Read this review article published recently in The Lancet Neurology about the interest of using mobile stroke units to improve management in the acute phase.
Summary
In acute stroke management, time is brain. Bringing swift treatment to the patient, instead of the conventional approach of awaiting the patient's arrival at the hospital for treatment, is a potential strategy to improve clinical outcomes after stroke. This strategy is based on the use of an ambulance (mobile stroke unit) equipped with an imaging system, a point-of-care laboratory, a telemedicine connection to the hospital, and appropriate medication. Studies of prehospital stroke treatment consistently report a reduction in delays before thrombolysis and cause-based triage in regard to the appropriate target hospital (eg, primary vs comprehensive stroke centre).

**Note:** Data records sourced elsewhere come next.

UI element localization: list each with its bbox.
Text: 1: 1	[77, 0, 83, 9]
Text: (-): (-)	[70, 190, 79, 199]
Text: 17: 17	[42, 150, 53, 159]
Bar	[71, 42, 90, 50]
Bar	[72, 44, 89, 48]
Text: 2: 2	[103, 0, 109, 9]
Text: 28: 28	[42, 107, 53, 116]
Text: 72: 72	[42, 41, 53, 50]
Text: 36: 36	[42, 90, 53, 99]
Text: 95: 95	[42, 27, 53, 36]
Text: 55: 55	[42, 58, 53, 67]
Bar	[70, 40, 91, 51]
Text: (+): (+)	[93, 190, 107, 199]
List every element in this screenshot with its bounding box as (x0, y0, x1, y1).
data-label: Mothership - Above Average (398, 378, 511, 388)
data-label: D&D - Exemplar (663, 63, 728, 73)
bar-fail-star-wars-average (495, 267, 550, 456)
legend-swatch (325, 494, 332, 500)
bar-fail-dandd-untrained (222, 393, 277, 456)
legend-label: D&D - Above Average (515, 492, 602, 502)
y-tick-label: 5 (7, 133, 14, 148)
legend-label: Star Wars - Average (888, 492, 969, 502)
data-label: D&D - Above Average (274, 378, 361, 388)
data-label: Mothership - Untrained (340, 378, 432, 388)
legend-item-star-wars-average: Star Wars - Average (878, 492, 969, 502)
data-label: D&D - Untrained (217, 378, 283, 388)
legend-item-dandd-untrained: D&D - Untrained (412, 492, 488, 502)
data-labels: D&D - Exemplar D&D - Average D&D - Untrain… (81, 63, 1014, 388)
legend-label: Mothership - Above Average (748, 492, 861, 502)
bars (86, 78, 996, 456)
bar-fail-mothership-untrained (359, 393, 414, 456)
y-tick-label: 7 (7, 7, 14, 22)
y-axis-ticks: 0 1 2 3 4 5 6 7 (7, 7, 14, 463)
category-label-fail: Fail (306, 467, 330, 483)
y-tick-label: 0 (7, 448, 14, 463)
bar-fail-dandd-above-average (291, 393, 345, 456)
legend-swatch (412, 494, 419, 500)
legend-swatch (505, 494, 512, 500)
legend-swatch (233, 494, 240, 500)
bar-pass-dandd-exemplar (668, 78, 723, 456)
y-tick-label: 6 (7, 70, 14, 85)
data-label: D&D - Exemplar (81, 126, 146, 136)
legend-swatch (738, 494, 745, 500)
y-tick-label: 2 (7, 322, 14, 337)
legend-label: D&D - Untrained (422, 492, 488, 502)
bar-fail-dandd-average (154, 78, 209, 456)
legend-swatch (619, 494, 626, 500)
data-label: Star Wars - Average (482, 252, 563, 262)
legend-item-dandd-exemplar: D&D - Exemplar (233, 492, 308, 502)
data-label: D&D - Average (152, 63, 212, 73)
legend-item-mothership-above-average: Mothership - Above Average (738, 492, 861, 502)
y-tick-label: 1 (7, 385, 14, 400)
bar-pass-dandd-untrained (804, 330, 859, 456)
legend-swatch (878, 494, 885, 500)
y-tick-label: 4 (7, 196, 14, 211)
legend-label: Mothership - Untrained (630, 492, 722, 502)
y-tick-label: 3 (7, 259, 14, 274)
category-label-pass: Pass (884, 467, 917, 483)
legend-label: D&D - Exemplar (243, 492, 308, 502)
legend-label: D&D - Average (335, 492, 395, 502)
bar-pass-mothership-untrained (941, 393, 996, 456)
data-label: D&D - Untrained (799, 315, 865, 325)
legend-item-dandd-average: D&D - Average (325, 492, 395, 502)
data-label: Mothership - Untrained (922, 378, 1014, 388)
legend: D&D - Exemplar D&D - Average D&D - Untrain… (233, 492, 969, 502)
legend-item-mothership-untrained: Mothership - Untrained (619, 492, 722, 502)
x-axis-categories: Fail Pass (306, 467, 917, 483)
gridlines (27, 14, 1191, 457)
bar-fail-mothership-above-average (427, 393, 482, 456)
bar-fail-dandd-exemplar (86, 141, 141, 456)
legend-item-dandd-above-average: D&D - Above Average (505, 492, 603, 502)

Moreover, novel medical options for the treatment of stroke patients are also under investigation, such as prehospital differential blood pressure management, reversal of warfarin effects in haemorrhagic stroke, and management of cerebral emergencies other than stroke. However, crucial concerns regarding safety, clinical efficacy, best setting, and cost-effectiveness remain to be addressed in further studies. In the future, mobile stroke units might allow the investigation of novel diagnostic (eg, biomarkers and automated imaging evaluation) and therapeutic (eg, neuroprotective drugs and treatments for haemorrhagic stroke) options in the prehospital setting, thus functioning as a tool for research on prehospital stroke management.